Prior to 1978, the Bulldogs had never played a postseason game. No regular season conference titles, no conference tournaments titles, no NIT invites, and certainly no NCAA appearances. Nothing. The program was totally irrelevant until the administration at Georgia made a bold move. They convinced Florida State alum Hugh Durham to leave the head coach position at his alma mater, where he coached the Seminoles to a 230-95 record and their only Final Four appearance, to help turn around the basketball program at Georgia. Durham came into a situation that didn’t look promising but over the next 17 years he made Georgia into a basketball school.

“There is no question that football came first at Georgia when I arrived there for a number of reasons,” says Durham. “The first reason is that the team has a rich tradition. The second reason is that the program has a loyal and very deep fan base that has developed over time. The third is that the football program brought in the most money for the athletic department and allowed them to help keep Georgia successful in all other sports. Basketball was perceived as a sleeping giant because of the lack of success it had had over the years.”

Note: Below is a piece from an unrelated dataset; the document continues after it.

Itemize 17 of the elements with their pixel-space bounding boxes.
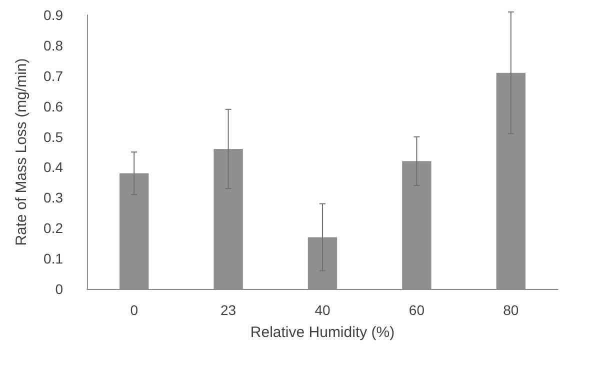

Durham’s arrival on campus didn’t immediately bring attention to the basketball program. He believed the team had to win, and prove themselves to the campus and community at large before they could expect to see the fan support that football had enjoyed for so long. Durham was also lucky enough to come to Georgia during huge changes in the landscape of college basketball.

“Some things happened when I got there in 1978 that were beneficial for the basketball program,” he says. “ESPN came on board about 1979 and if I remember correctly, their inventory included a lot of college basketball games. Also around that time the NCAA Tournament was undergoing a change and the format was expanded allowing more teams to compete for the championship. That definitely had a tremendous effect on interest because now, even though we weren’t winning the conference championship or the conference tournament championship, we still had a chance to make the NCAAs.”

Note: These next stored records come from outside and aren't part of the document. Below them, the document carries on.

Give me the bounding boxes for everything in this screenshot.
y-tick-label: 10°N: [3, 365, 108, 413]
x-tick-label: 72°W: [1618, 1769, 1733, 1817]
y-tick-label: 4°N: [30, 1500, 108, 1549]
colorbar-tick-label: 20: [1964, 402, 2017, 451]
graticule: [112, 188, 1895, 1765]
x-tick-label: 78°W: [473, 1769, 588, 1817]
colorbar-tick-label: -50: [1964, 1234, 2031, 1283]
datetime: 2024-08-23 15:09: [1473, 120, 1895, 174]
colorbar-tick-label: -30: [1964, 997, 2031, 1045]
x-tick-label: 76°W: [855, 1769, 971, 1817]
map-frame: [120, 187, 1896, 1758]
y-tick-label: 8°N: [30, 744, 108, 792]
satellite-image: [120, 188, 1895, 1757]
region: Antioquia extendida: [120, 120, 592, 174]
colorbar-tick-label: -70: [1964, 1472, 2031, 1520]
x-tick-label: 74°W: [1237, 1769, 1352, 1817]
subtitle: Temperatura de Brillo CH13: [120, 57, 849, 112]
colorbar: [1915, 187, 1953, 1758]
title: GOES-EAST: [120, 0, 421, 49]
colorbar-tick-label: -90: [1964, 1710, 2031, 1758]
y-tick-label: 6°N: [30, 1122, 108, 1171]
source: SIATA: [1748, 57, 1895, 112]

Those changes paved the way for the most successful three-year span in Georgia basketball history. During the 1980-81 season, the Bulldogs were led by Wilkins, Fleming, James Banks, and Terry Fair. That group led Georgia to its first ever appearance in the SEC Tournament Championship and then to the NIT, its first ever postseason invite. While the on-court success was brought on by the talent of the Bulldogs, what really started to endure fans to the team was the type of players Coach Durham had. The star players, led by The Human Highlight Film, were all brash, electrifying players who fans immediately gravitated toward.

“I think our players, the players we recruited, had a lot of confidence in their ability, and we had confidence in our abilities as coaches,” says Durham. “We felt like we were recruiting quality people and quality athletes and those guys thought it themselves that they were quality people and quality athletes, and those were some things that might be a problem in the media but the people that were involved in the program certainly didn’t feel that way. Those players were electrifying talents and they knew it, and I think that combination really created a buzz for us.”

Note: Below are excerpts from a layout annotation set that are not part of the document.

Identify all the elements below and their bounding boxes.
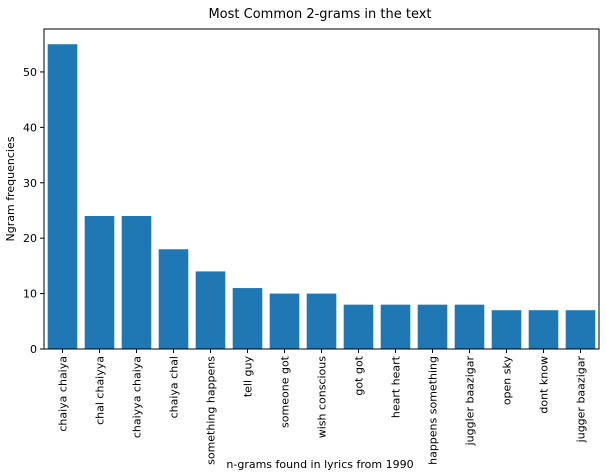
bar-wish-conscious: [306, 293, 337, 349]
x-tick-label: chaiya chal: [168, 356, 181, 418]
x-tick-label: jugger baazigar: [575, 356, 588, 444]
x-axis-ticks: chaiya chaiya chal chaiyya chaiyya chaiya c…: [57, 349, 588, 465]
x-tick-label: happens something: [427, 356, 440, 465]
y-tick-label: 30: [23, 177, 37, 190]
x-axis-label: n-grams found in lyrics from 1990: [226, 458, 413, 471]
x-tick-label: tell guy: [242, 356, 255, 398]
bar-jugger-baazigar: [565, 310, 596, 349]
bar-got-got: [343, 304, 374, 349]
bar-tell-guy: [232, 288, 263, 349]
x-tick-label: chaiya chaiya: [57, 356, 70, 432]
bars-group: [47, 44, 596, 350]
bar-dont-know: [528, 310, 559, 349]
y-tick-label: 0: [30, 343, 37, 356]
y-tick-label: 40: [23, 121, 37, 134]
y-axis-ticks: 0 10 20 30 40 50: [23, 66, 44, 356]
y-tick-label: 50: [23, 66, 37, 79]
bar-open-sky: [491, 310, 522, 349]
bar-chaiya-chal: [158, 249, 189, 349]
bar-chaiyya-chaiya: [121, 216, 152, 349]
bar-something-happens: [195, 271, 226, 349]
y-tick-label: 20: [23, 232, 37, 245]
bar-chaiya-chaiya: [47, 44, 78, 350]
x-tick-label: something happens: [205, 356, 218, 465]
bar-heart-heart: [380, 304, 411, 349]
x-tick-label: heart heart: [390, 355, 403, 418]
y-axis-label: Ngram frequencies: [4, 136, 17, 241]
bar-juggler-baazigar: [454, 304, 485, 349]
x-tick-label: chal chaiyya: [94, 356, 107, 425]
x-tick-label: dont know: [538, 356, 551, 414]
bar-chal-chaiyya: [84, 216, 115, 349]
x-tick-label: got got: [353, 355, 366, 395]
bar-happens-something: [417, 304, 448, 349]
y-tick-label: 10: [23, 288, 37, 301]
x-tick-label: juggler baazigar: [464, 356, 477, 447]
chart-title: Most Common 2-grams in the text: [208, 7, 431, 22]
x-tick-label: wish conscious: [316, 356, 329, 439]
plot-frame: [43, 28, 600, 350]
x-tick-label: someone got: [279, 355, 292, 428]
bar-someone-got: [269, 293, 300, 349]
x-tick-label: open sky: [501, 356, 514, 406]
x-tick-label: chaiyya chaiya: [131, 356, 144, 438]
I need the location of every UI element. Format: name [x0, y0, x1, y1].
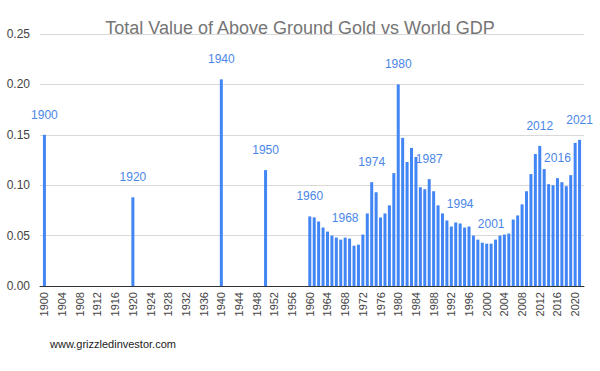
- svg-text:1940: 1940: [208, 52, 235, 66]
- svg-text:Total Value of Above Ground Go: Total Value of Above Ground Gold vs Worl…: [105, 18, 495, 38]
- svg-text:2004: 2004: [498, 292, 510, 316]
- svg-text:0.00: 0.00: [7, 279, 31, 293]
- svg-text:0.15: 0.15: [7, 128, 31, 142]
- svg-text:1980: 1980: [392, 292, 404, 316]
- svg-text:1912: 1912: [91, 292, 103, 316]
- svg-text:1940: 1940: [215, 292, 227, 316]
- svg-text:1920: 1920: [127, 292, 139, 316]
- svg-text:2000: 2000: [481, 292, 493, 316]
- svg-text:2012: 2012: [534, 292, 546, 316]
- svg-text:2016: 2016: [544, 151, 571, 165]
- svg-text:1936: 1936: [198, 292, 210, 316]
- svg-text:1968: 1968: [332, 211, 359, 225]
- svg-text:1972: 1972: [357, 292, 369, 316]
- svg-text:2021: 2021: [566, 113, 593, 127]
- svg-text:1908: 1908: [74, 292, 86, 316]
- svg-text:2012: 2012: [526, 119, 553, 133]
- svg-text:0.25: 0.25: [7, 27, 31, 41]
- svg-text:0.20: 0.20: [7, 77, 31, 91]
- svg-text:1944: 1944: [233, 292, 245, 316]
- svg-text:1968: 1968: [339, 292, 351, 316]
- svg-text:1924: 1924: [145, 292, 157, 316]
- svg-text:2020: 2020: [569, 292, 581, 316]
- svg-text:1988: 1988: [428, 292, 440, 316]
- svg-text:1900: 1900: [38, 292, 50, 316]
- svg-text:1960: 1960: [304, 292, 316, 316]
- svg-text:1950: 1950: [252, 143, 279, 157]
- svg-text:0.05: 0.05: [7, 229, 31, 243]
- svg-text:1987: 1987: [416, 152, 443, 166]
- svg-text:1980: 1980: [385, 57, 412, 71]
- svg-text:1976: 1976: [375, 292, 387, 316]
- svg-text:2016: 2016: [551, 292, 563, 316]
- svg-text:1948: 1948: [251, 292, 263, 316]
- svg-text:1900: 1900: [31, 108, 58, 122]
- svg-text:1916: 1916: [109, 292, 121, 316]
- svg-text:1952: 1952: [268, 292, 280, 316]
- svg-text:www.grizzledinvestor.com: www.grizzledinvestor.com: [49, 338, 176, 350]
- svg-text:1974: 1974: [358, 155, 385, 169]
- svg-text:0.10: 0.10: [7, 178, 31, 192]
- svg-text:1956: 1956: [286, 292, 298, 316]
- svg-text:1904: 1904: [56, 292, 68, 316]
- svg-text:2008: 2008: [516, 292, 528, 316]
- svg-text:1920: 1920: [120, 170, 147, 184]
- svg-text:1984: 1984: [410, 292, 422, 316]
- svg-text:1964: 1964: [321, 292, 333, 316]
- svg-text:1928: 1928: [162, 292, 174, 316]
- svg-text:2001: 2001: [478, 217, 505, 231]
- svg-text:1932: 1932: [180, 292, 192, 316]
- svg-text:1996: 1996: [463, 292, 475, 316]
- svg-text:1992: 1992: [445, 292, 457, 316]
- svg-text:1960: 1960: [296, 189, 323, 203]
- svg-text:1994: 1994: [447, 197, 474, 211]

That core group of players again led the Bulldogs to new heights in 1981-82. That season Georgia not only made the NIT but reached the Final Four, setting yet another benchmark for the program. After that season Wilkins made the decision to leave Georgia after his junior year and declare for the NBA Draft, so naturally they were not expected to do as well as they had the past two seasons. But Durham’s ’82-’83 group shocked the college basketball world. Led by Fleming, Banks, Fair, and Lamar Heard, the Bulldogs not only made their first ever NCAA Tournament, but reached the Final Four before bowing out to North Carolina State. That team is still the most successful in Georgia history.